Time Breakdown (30 min)
| Time | Section |
| --------- | ------------------------------------------------------------------------------------- |
| 0–4 min | Introduction to Orkut and its cultural role in Brazil and in the Global South |
| 4–7 min | Platform shutdown, data loss, digital memory and neglect |
| 7–10 min | Project overview: goals, ethical framing, and data source (Wayback) |
| 10–15 min | Scraping with requests and BeautifulSoup from archived HTML |
| 15–20 min | Processing: multilingual embeddings with sentence-transformers |
| 20–23 min | Clustering and theme discovery using scikit-learn and BERTopic |
| 23–26 min | Insights: social themes, quantification, and what topic categories mattered to users |
| 26–29 min | Reflection: enshittification, data loss, and cultural preservation |
| 29–30 min | Final remarks and invitation to rethink data as memory + Q\&A |

Additional remarks:
1) A GitHub repository containing the scraping scripts, archived HTML files, datasets, and analysis will be shared with attendees.
2) This project was inspired by both personal nostalgia and frustration over the loss of access to my Orkut's profile, photos, testimonials, and communities.
3) Besides its overwhelming popularity in Brazil, Orkut also had a strong foothold in other countries across the Global South, such as India and China, reflecting its broader appeal beyond the English-speaking tech centers, typically prioritized in platform histories. This context would makes the talk proposal herein outlined even more interesting and compelling for a PyData Global audience.

CountryTraffic on Mar 31, 2004Traffic on Sep 30, 2014
Brazil5.16%55.5%
United States51.36%3.3%
India18.4%
China6.4%
Japan7.74%2.7%
Netherlands4.10%
United Kingdom3.72%
Other27.92%15.7%
Reference: https://web.archive.org/web/20140109153358/http://www.alexa.com/siteinfo/orkut.com.br

Prior Knowledge Expected:

No

Rodrigo Silva Ferreira is a QA Engineer at Posit, where he contributes to the quality and usability of open-source tools that empower data scientists working in R and Python.
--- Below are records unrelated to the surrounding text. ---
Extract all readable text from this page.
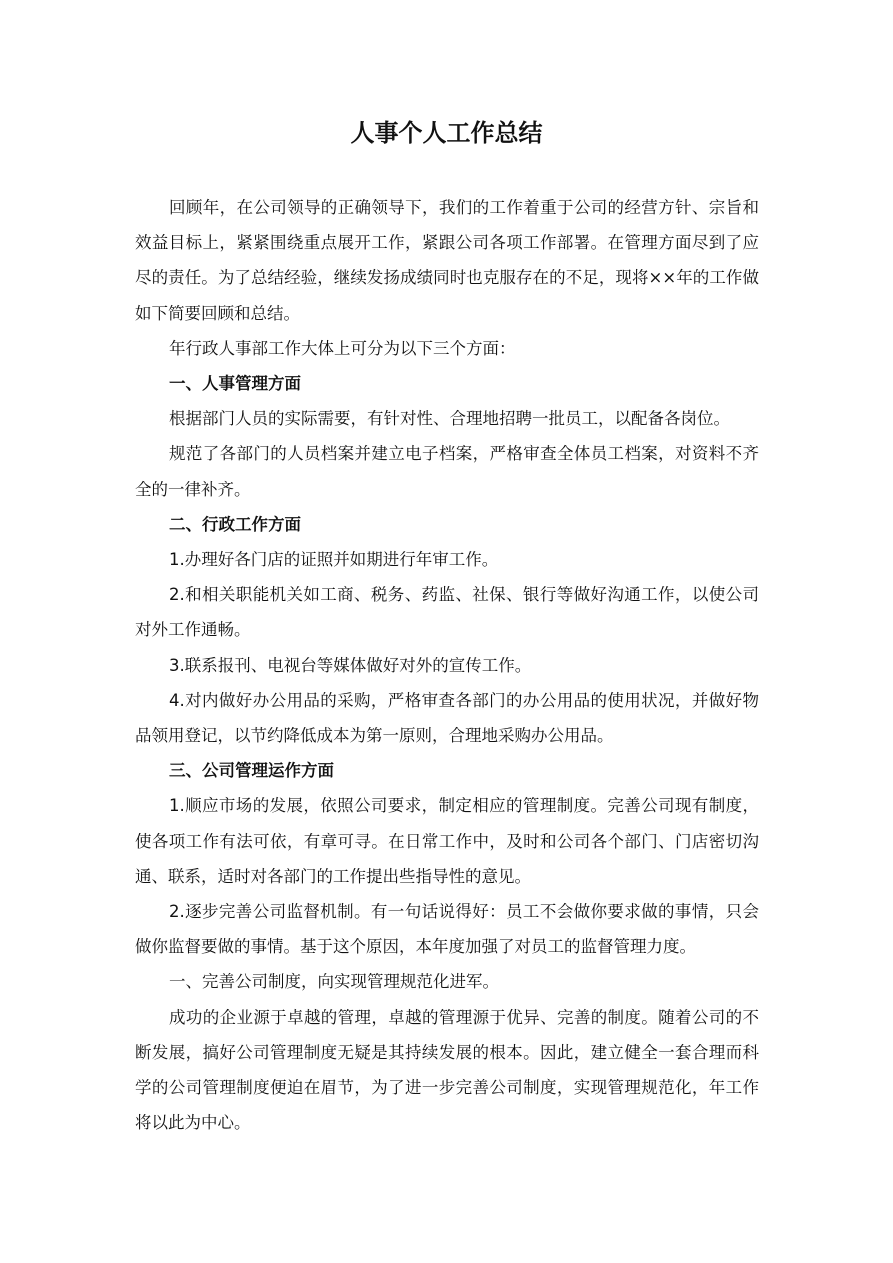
人事个人工作总结

回顾年，在公司领导的正确领导下，我们的工作着重于公司的经营方针、宗旨和效益目标上，紧紧围绕重点展开工作，紧跟公司各项工作部署。在管理方面尽到了应尽的责任。为了总结经验，继续发扬成绩同时也克服存在的不足，现将××年的工作做如下简要回顾和总结。

年行政人事部工作大体上可分为以下三个方面：

一、人事管理方面

根据部门人员的实际需要，有针对性、合理地招聘一批员工，以配备各岗位。

规范了各部门的人员档案并建立电子档案，严格审查全体员工档案，对资料不齐全的一律补齐。

二、行政工作方面

1.办理好各门店的证照并如期进行年审工作。

2.和相关职能机关如工商、税务、药监、社保、银行等做好沟通工作，以使公司对外工作通畅。

3.联系报刊、电视台等媒体做好对外的宣传工作。

4.对内做好办公用品的采购，严格审查各部门的办公用品的使用状况，并做好物品领用登记，以节约降低成本为第一原则，合理地采购办公用品。

三、公司管理运作方面

1.顺应市场的发展，依照公司要求，制定相应的管理制度。完善公司现有制度，使各项工作有法可依，有章可寻。在日常工作中，及时和公司各个部门、门店密切沟通、联系，适时对各部门的工作提出些指导性的意见。

2.逐步完善公司监督机制。有一句话说得好：员工不会做你要求做的事情，只会做你监督要做的事情。基于这个原因，本年度加强了对员工的监督管理力度。

一、完善公司制度，向实现管理规范化进军。

成功的企业源于卓越的管理，卓越的管理源于优异、完善的制度。随着公司的不断发展，搞好公司管理制度无疑是其持续发展的根本。因此，建立健全一套合理而科学的公司管理制度便迫在眉节，为了进一步完善公司制度，实现管理规范化，年工作将以此为中心。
He focuses on both manual and automated testing strategies to ensure reliability, performance, and an excellent user experience.

Rodrigo holds a BSc. in Chemistry with minors in Applied Math and Arabic from NYU Abu Dhabi and a MSc. in Analytical Chemistry from the University of Pittsburgh. Multilingual and globally minded, he enjoys working at the intersection of data, science, and technology — especially when it means building tools that help people better understand and navigate the world through its increasingly complex data.